2. Zeggen dat je slecht geslapen hebt

Toen ik net begon met trainen vond ik transparantie vreselijk belangrijk. Dus toen ik een keer slecht geslapen had, wilde ik dat delen met de groep. Maar ik kreeg het mijn mond niet uit en startte zonder er iets over te zeggen. Ik vond dat jammer. Was het niet beter geweest voor de groep en fijner voor mezelf als ik wat meer van mezelf had laten zien?

Later bracht ik dit punt  in tijdens een supervisiegroep met een ervaren trainer. Alle aanwezigen waren het met me eens en nodigden me uit om te proberen het wel te zeggen. Ik experimenteerde met allerlei manieren, maar mijn collega’s waren duidelijk. Wat ik ook probeerde, het kwam rottig over. Ze vonden al m’n pogingen zielig of zelfs tenenkrommend.

Intussen snap ik hun reactie. Als ik slecht geslapen heb is dat mijn probleem en niet dat van de groep. Als ik dat ga delen, leidt dat af: deelnemers gaan zich druk maken of ik wel mijn werk kan doen of zich zorgen maken over mij. Bovendien is het niet nodig om me zorgen te maken over een gebrek aan slaap. Intussen weet ik dat de adrenaline het toch wel overneemt, dus tijdens een training heb ik er nauwelijks last van.

3. Als eerste feedback geven

De deelnemers hebben een oefening gedaan. Je ziet van alles dat beter kan. Dus wil je het liefst meteen los branden. Maar houd je in. Want als jij als eerste feedback geeft werp je voor de deelnemers een drempel op om nog iets toe te voegen. De meester heeft immers al gesproken. Het is beleefd en ook veel leerzamer om eerst de deelnemers feedback te laten geven. Door te wachten tot het laatst creëer je bovendien bedenktijd voor jezelf. Daardoor zal jouw feedback nog meer spot on zijn.

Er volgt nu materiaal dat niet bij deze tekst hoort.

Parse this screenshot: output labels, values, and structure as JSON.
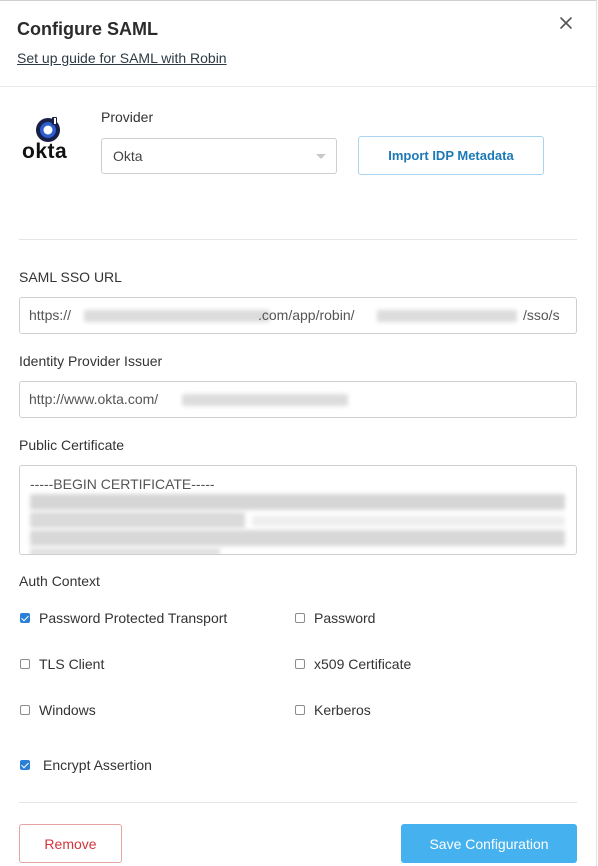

4. Je irritatie laten blijken

Ik trainde een keer in een hoek van een Brabantse feestzaal. Om 4 uur ’s middags kwamen er twee mannen binnen om een soundcheck te doen voor het feest dat die avond zou plaatsvinden. Ik was des duivels. Een soundcheck?! Tijdens mijn training?! Ik kreeg de mannen de zaal uit, maar de groep was daarna nogal stilletjes… Ik vond dat ik voor hun belang opgekomen was en dus hun vertrouwen verdiende. Maar zij waren vooral geschrokken van mijn felheid.

Deelnemers zien alles. Dus ook als jij je ergert. En dat maakt het onveilig. Want als jij je ergert aan de ene deelnemer, kun je je ook ergeren aan een andere. Blijf daarom altijd beleefd. Ook als de buurman boven begint te boren. Of een medewerker halverwege een spannende oefening binnenvalt om de dieetwensen op te nemen.

5. Lang kennismaken, met leerdoelen en ‘leerzame oefeningen’

Ik heb ze allemaal gedaan:  de sleutelbos, leerdoelen op flap laten zetten, een oefening koppelen aan de kennismaking zodat deelnemers merken hoe lastig samenvatten is… Doe het niet. Want deelnemers komen niet voor de kennismaking, ze komen voor je programma.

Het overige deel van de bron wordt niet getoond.